Nicolas Machiavel (XVe, XVIe siècles) écrivait que, dans toute assemblée humaine (Cité, État…) il y avait toujours deux partis, « celui des grands et celui du peuple », les ‘grands’ qui désirent dominer et le peuple qui veut être libre. Il poursuivait sa pensée en disant que « toutes les lois favorables à la liberté ne naissent que de leur opposition. » (opposition entre les ‘grands’ et le peuple). Pour lui, le principe de domination est inhérent à toute société puisque pour définir l’identité d’un individu (ou d’un groupe), il est nécessaire d’exclure d’autres individus jugés non légitimes. Il s’ensuit que les luttes, les tensions entre individus (ou entre groupes sociaux) sont inévitables.
Machiavel fait l’éloge du conflit.

Définition de la démocratie radicale donnée par Samuel Hayat*: « Théorie démocratique radicale valorisant le conflit comme outil de création d’identités politiques plurielles, dont les oppositions continues donnent à la politique démocratique son incomplétude toujours renouvelée. »

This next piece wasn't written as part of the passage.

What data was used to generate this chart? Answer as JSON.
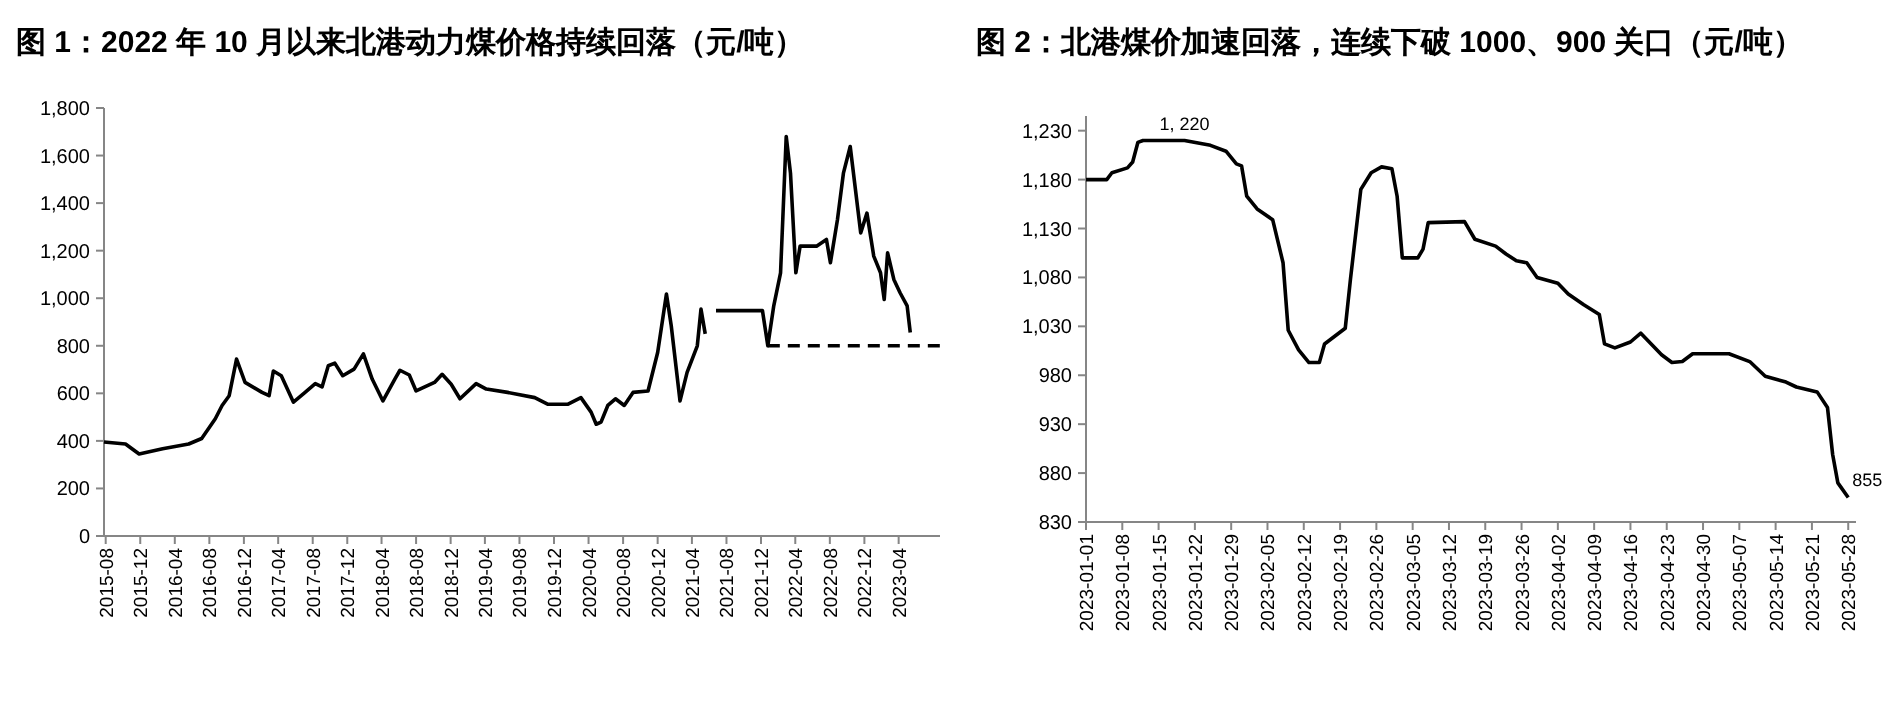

* docteur en science politique de l’Université Paris 8 – Saint-Denis

La démocratie radicale s’oppose donc à la démocratie délibérative qui n’accepte dans ses débats que des personnes ‘raisonnables’, ‘rationnelles’, et qui a pour finalité le consensus. Ces processus délibératifs fuient tout conflit en excluant une partie des citoyens jugés indésirables, non conformes.
La politique démocratique doit en revanche être une tentative de bâtir quelque chose en puisant dans l’ensemble de la pluralité humaine, en acceptant toutes les singularités des citoyens et la réalité de leurs passions (des ‘humeurs’ dit Machiavel) ; donc en permettant le conflit au sein des débats. C’est la condition essentielle pour fonder une gouvernance réellement démocratique.